Elle posa sa main sur sa joue ombrée de barbe. Lentement il tourna son visage vers le sien. Savana ramena les couvertures sur son torse à nu et cala sa tête contre son épaule. Sa prise son ventre se détendit peu à peu. Il ferma les yeux, tendu. Savana ferma les yeux à son tour, gardant espoir pour demain.

Après une courte nuit, Savana se prépara, les yeux brûlants de fatigue.
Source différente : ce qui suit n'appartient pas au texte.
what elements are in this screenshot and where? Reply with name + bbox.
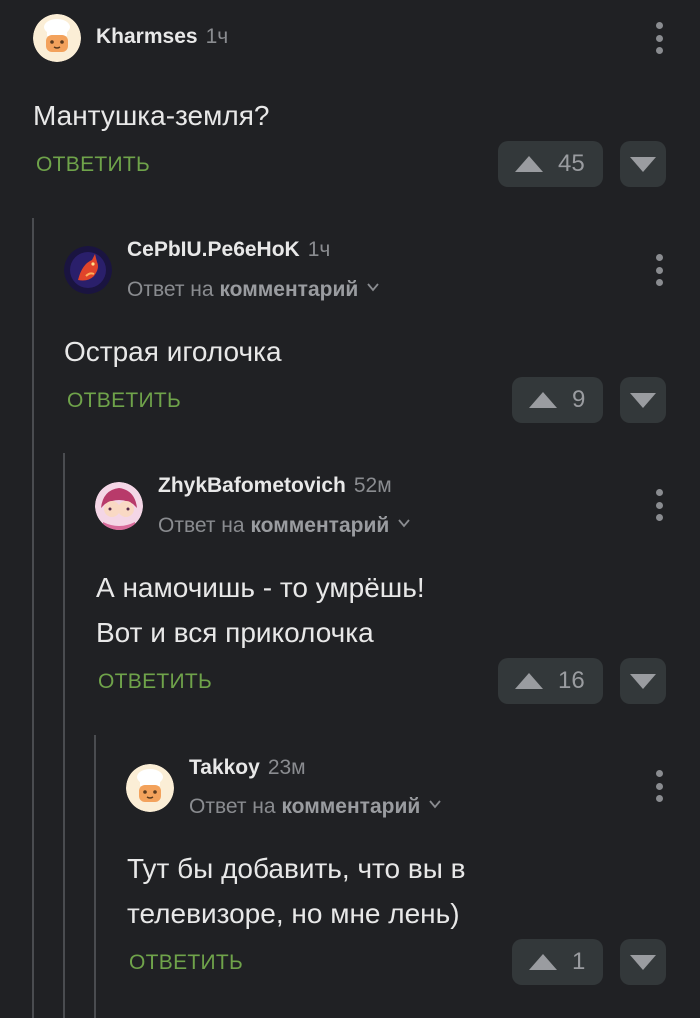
chevron-down-icon[interactable] [428,797,442,811]
reply-to-prefix: Ответ на [127,278,214,301]
author-name[interactable]: ZhykBafometovich 52м [158,474,392,498]
arrow-down-icon [630,954,656,970]
author-label[interactable]: Takkoy [189,756,260,779]
comment-text: А намочишь - то умрёшь! Вот и вся прикол… [96,565,425,655]
thread-line-3 [94,735,96,1018]
more-options-icon[interactable] [655,22,663,54]
upvote-button[interactable]: 9 [512,377,604,423]
reply-button[interactable]: ОТВЕТИТЬ [98,670,212,694]
reply-to-prefix: Ответ на [158,514,245,537]
comment-time: 23м [267,756,306,779]
upvote-button[interactable]: 1 [512,939,604,985]
author-name[interactable]: CePbIU.Pe6eHoK 1ч [127,238,330,262]
thread-line-1 [32,218,34,1018]
arrow-down-icon [630,673,656,689]
avatar[interactable] [64,246,112,294]
arrow-up-icon [515,156,543,172]
arrow-up-icon [529,392,557,408]
comment-text-line: Мантушка-земля? [33,100,270,131]
downvote-button[interactable] [620,658,666,704]
author-name[interactable]: Kharmses 1ч [96,25,228,49]
reply-button[interactable]: ОТВЕТИТЬ [129,951,243,975]
arrow-up-icon [515,673,543,689]
upvote-button[interactable]: 16 [498,658,603,704]
comment-text: Мантушка-земля? [33,93,269,138]
downvote-button[interactable] [620,141,666,187]
comment-text-line: Острая иголочка [64,336,282,367]
author-label[interactable]: ZhykBafometovich [158,474,346,497]
more-options-icon[interactable] [655,770,663,802]
more-options-icon[interactable] [655,254,663,286]
comment-text-line: телевизоре, но мне лень) [127,898,460,929]
avatar[interactable] [126,764,174,812]
reply-button[interactable]: ОТВЕТИТЬ [36,153,150,177]
comment-text: Тут бы добавить, что вы в телевизоре, но… [127,846,466,936]
chevron-down-icon[interactable] [397,516,411,530]
reply-to-link[interactable]: Ответ на комментарий [189,795,442,819]
reply-to-link[interactable]: Ответ на комментарий [127,278,380,302]
reply-to-target[interactable]: комментарий [250,514,389,537]
arrow-up-icon [529,954,557,970]
more-options-icon[interactable] [655,489,663,521]
reply-to-target[interactable]: комментарий [219,278,358,301]
comment-text-line: Тут бы добавить, что вы в [127,853,466,884]
chef-avatar-icon [126,764,174,812]
reply-to-target[interactable]: комментарий [281,795,420,818]
vote-count: 9 [572,386,586,413]
downvote-button[interactable] [620,939,666,985]
comment-time: 1ч [307,238,331,261]
vote-count: 45 [558,150,585,177]
arrow-down-icon [630,156,656,172]
author-label[interactable]: Kharmses [96,25,198,48]
comment-text: Острая иголочка [64,329,282,374]
chevron-down-icon[interactable] [366,280,380,294]
upvote-button[interactable]: 45 [498,141,603,187]
chef-avatar-icon [33,14,81,62]
comment-text-line: А намочишь - то умрёшь! [96,572,425,603]
comment-text-line: Вот и вся приколочка [96,617,374,648]
vote-count: 16 [558,667,585,694]
comment-time: 1ч [205,25,229,48]
reply-button[interactable]: ОТВЕТИТЬ [67,389,181,413]
reply-to-link[interactable]: Ответ на комментарий [158,514,411,538]
fox-avatar-icon [64,246,112,294]
downvote-button[interactable] [620,377,666,423]
avatar[interactable] [95,482,143,530]
arrow-down-icon [630,392,656,408]
vote-count: 1 [572,948,586,975]
comment-time: 52м [353,474,392,497]
thread-line-2 [63,453,65,1018]
anime-avatar-icon [95,482,143,530]
reply-to-prefix: Ответ на [189,795,276,818]
author-name[interactable]: Takkoy 23м [189,756,306,780]
author-label[interactable]: CePbIU.Pe6eHoK [127,238,300,261]
avatar[interactable] [33,14,81,62]
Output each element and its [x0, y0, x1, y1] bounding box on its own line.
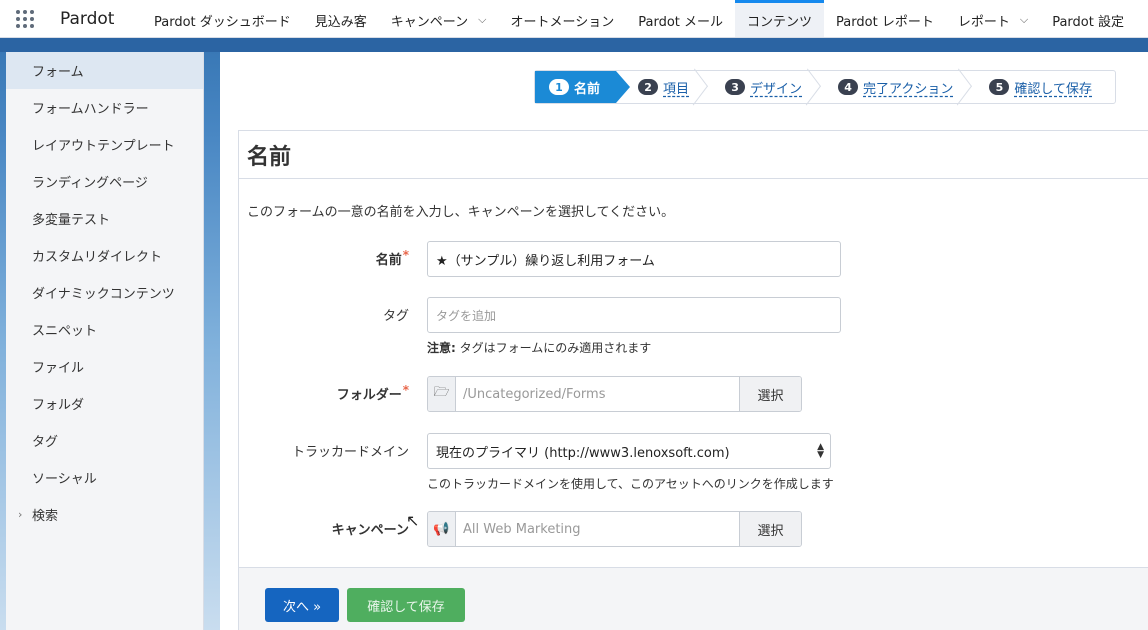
next-button[interactable]: 次へ » [265, 588, 339, 622]
sidebar-item[interactable]: フォームハンドラー [6, 89, 203, 126]
sidebar-item[interactable]: › 検索 [6, 496, 203, 533]
sidebar-item[interactable]: フォーム [6, 52, 203, 89]
nav-item[interactable]: コンテンツ [735, 0, 825, 37]
tracker-value: 現在のプライマリ (http://www3.lenoxsoft.com) [436, 445, 730, 461]
main-content: 1 名前 2 項目 3 デザイン 4 完了アクション 5 確認して保存 名前 このフォームの一意の… [220, 52, 1148, 630]
nav-item[interactable]: Pardot ダッシュボード [142, 0, 303, 37]
nav-item-label: 見込み客 [314, 14, 367, 30]
nav-item[interactable]: キャンペーン ⌵ [379, 0, 499, 37]
sidebar-item[interactable]: ファイル [6, 348, 203, 385]
sidebar-item-label: フォーム [32, 65, 84, 80]
tracker-note: このトラッカードメインを使用して、このアセットへのリンクを作成します [427, 477, 834, 491]
chevron-down-icon[interactable]: ⌵ [478, 13, 486, 27]
wizard-step[interactable]: 4 完了アクション [816, 68, 973, 106]
step-label: 名前 [574, 81, 601, 97]
sidebar-item[interactable]: レイアウトテンプレート [6, 126, 203, 163]
required-mark: * [402, 383, 409, 397]
nav-item-label: Pardot ダッシュボード [154, 14, 291, 30]
sidebar-item-label: 検索 [32, 509, 59, 524]
select-arrows-icon: ▲ ▼ [817, 442, 824, 460]
nav-item-label: コンテンツ [747, 14, 813, 30]
nav-item[interactable]: レポート ⌵ [946, 0, 1040, 37]
wizard-step[interactable]: 1 名前 [535, 71, 631, 103]
campaign-picker: 📢 All Web Marketing 選択 [427, 511, 802, 547]
header-band [0, 38, 1148, 52]
step-label: 確認して保存 [1014, 81, 1093, 97]
sidebar-item-label: フォルダ [32, 398, 85, 413]
nav-item[interactable]: Pardot 設定 [1040, 0, 1136, 37]
sidebar-item[interactable]: ダイナミックコンテンツ [6, 274, 203, 311]
step-number: 2 [638, 79, 659, 95]
mouse-cursor-icon: ↖ [406, 511, 420, 530]
sidebar-item-label: ランディングページ [32, 176, 148, 191]
nav-item-label: Pardot メール [638, 14, 724, 30]
nav-item-label: Pardot レポート [836, 14, 934, 30]
wizard-steps: 1 名前 2 項目 3 デザイン 4 完了アクション 5 確認して保存 [534, 68, 1116, 106]
chevron-right-icon: › [18, 508, 23, 521]
sidebar-item[interactable]: カスタムリダイレクト [6, 237, 203, 274]
nav-item-label: オートメーション [510, 14, 615, 30]
folder-select-button[interactable]: 選択 [739, 377, 801, 411]
sidebar: フォームフォームハンドラーレイアウトテンプレート ランディングページ 多変量テストカ… [6, 52, 204, 630]
folder-field[interactable]: /Uncategorized/Forms [456, 377, 739, 411]
sidebar-item-label: ソーシャル [32, 472, 97, 487]
nav-items: Pardot ダッシュボード 見込み客 キャンペーン ⌵ オートメーション Pardot … [142, 0, 1136, 37]
folder-picker: 🗁 /Uncategorized/Forms 選択 [427, 376, 802, 412]
form-footer: 次へ » 確認して保存 [239, 567, 1148, 630]
step-number: 4 [838, 79, 859, 95]
sidebar-item-label: レイアウトテンプレート [32, 139, 175, 154]
nav-item[interactable]: Pardot メール [626, 0, 735, 37]
sidebar-item-label: ファイル [32, 361, 85, 376]
name-input[interactable]: ★（サンプル）繰り返し利用フォーム [427, 241, 841, 277]
sidebar-item-label: ダイナミックコンテンツ [32, 287, 175, 302]
chevron-down-icon[interactable]: ⌵ [1020, 13, 1028, 27]
tag-input[interactable]: タグを追加 [427, 297, 841, 333]
sidebar-item[interactable]: 多変量テスト [6, 200, 203, 237]
campaign-select-button[interactable]: 選択 [739, 512, 801, 546]
sidebar-item[interactable]: スニペット [6, 311, 203, 348]
app-launcher-icon[interactable] [0, 0, 50, 37]
sidebar-item-label: 多変量テスト [32, 213, 111, 228]
sidebar-item-label: タグ [32, 435, 59, 450]
nav-item-label: レポート [957, 14, 1010, 30]
tracker-label: トラッカードメイン [291, 445, 409, 460]
sidebar-item-label: フォームハンドラー [32, 102, 149, 117]
folder-icon: 🗁 [428, 377, 456, 411]
wizard-step[interactable]: 5 確認して保存 [967, 71, 1106, 103]
sidebar-item[interactable]: ランディングページ [6, 163, 203, 200]
sidebar-item[interactable]: ソーシャル [6, 459, 203, 496]
nav-item[interactable]: 見込み客 [303, 0, 379, 37]
page-title: 名前 [239, 131, 1148, 179]
sidebar-item[interactable]: フォルダ [6, 385, 203, 422]
megaphone-icon: 📢 [428, 512, 456, 546]
tag-label: タグ [382, 309, 409, 324]
step-number: 5 [989, 79, 1010, 95]
step-number: 3 [725, 79, 746, 95]
nav-item-label: キャンペーン [390, 14, 469, 30]
sidebar-item-label: カスタムリダイレクト [32, 250, 163, 265]
tag-note: 注意: タグはフォームにのみ適用されます [427, 341, 652, 355]
tracker-select[interactable]: 現在のプライマリ (http://www3.lenoxsoft.com) ▲ ▼ [427, 433, 831, 469]
folder-label: フォルダー* [336, 383, 409, 403]
campaign-field[interactable]: All Web Marketing [456, 512, 739, 546]
sidebar-item-label: スニペット [32, 324, 98, 339]
name-label: 名前* [375, 248, 409, 268]
nav-item[interactable]: オートメーション [499, 0, 627, 37]
wizard-step[interactable]: 3 デザイン [703, 68, 822, 106]
form-panel: 名前 このフォームの一意の名前を入力し、キャンペーンを選択してください。 名前*… [238, 130, 1148, 630]
nav-item[interactable]: Pardot レポート [824, 0, 946, 37]
sidebar-item[interactable]: タグ [6, 422, 203, 459]
required-mark: * [402, 248, 409, 262]
global-nav: Pardot Pardot ダッシュボード 見込み客 キャンペーン ⌵ オートメーション… [0, 0, 1148, 38]
step-label: 完了アクション [863, 81, 954, 97]
step-number: 1 [549, 79, 569, 95]
confirm-save-button[interactable]: 確認して保存 [347, 588, 465, 622]
form-description: このフォームの一意の名前を入力し、キャンペーンを選択してください。 [247, 205, 675, 220]
nav-item-label: Pardot 設定 [1052, 14, 1124, 30]
campaign-label: キャンペーン [331, 523, 409, 538]
app-name: Pardot [60, 8, 115, 29]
Elle prit soin de prendre ses vitamines et d'avaler un croissant chaud. La peur était là, autour d'elle. Savana pouvait la sentir. En direction du tribunal, elle se concentra sur la route. Arik lui avait passé sa matinée au téléphone, pour aviser toutes les situations possibles. Une foule de journalistes attendait devant les marches, micros levés vers eux lorsque la voiture s'arrêta à leur hauteur. Crispant un juron entre ses dents Arik entraîna Savana dans le tribunal en prenant soin de la protéger.

Louane et son frère étaient déjà dans la salle, acheminant les derniers détails de cet ultime combat. Maitre Mayer l'arrêta devant l'entrée, les saluant d'un signe de tête.

- C'est la dernière ligne droite Savana, déclara-t-elle d'une voix ferme ; Attendez-vous à des réactions violentes de sa part, la prévint-elle doucement.

Savana souleva un haut-le-cœur qui se coinça dans sa gorge serrée.

- Il le faut, avoua-t-elle le visage peiné de devoir l'avertir de ce qui pourrait arriver dans cette salle ; Je dois le faire craquer.

Sur ce, elle entra dans la salle, d'une démarche déterminé.

- Ça va aller, déclara-t-elle en levant son regard sur Arik qui avait les yeux plantés sur Max qui venait de faire son entrée dans la salle ; J'en suis capable.

- Je sais...dit-il en plantant un baiser sur le sommet de son front ; Je t'ai sous-estimé, tu m'as prouvé que tu étais capable.

D'une respiration brutale, elle entra dans la salle, et pour la première fois depuis le début de ce procès, Savana regarda son ex-mari.

Droit dans les yeux.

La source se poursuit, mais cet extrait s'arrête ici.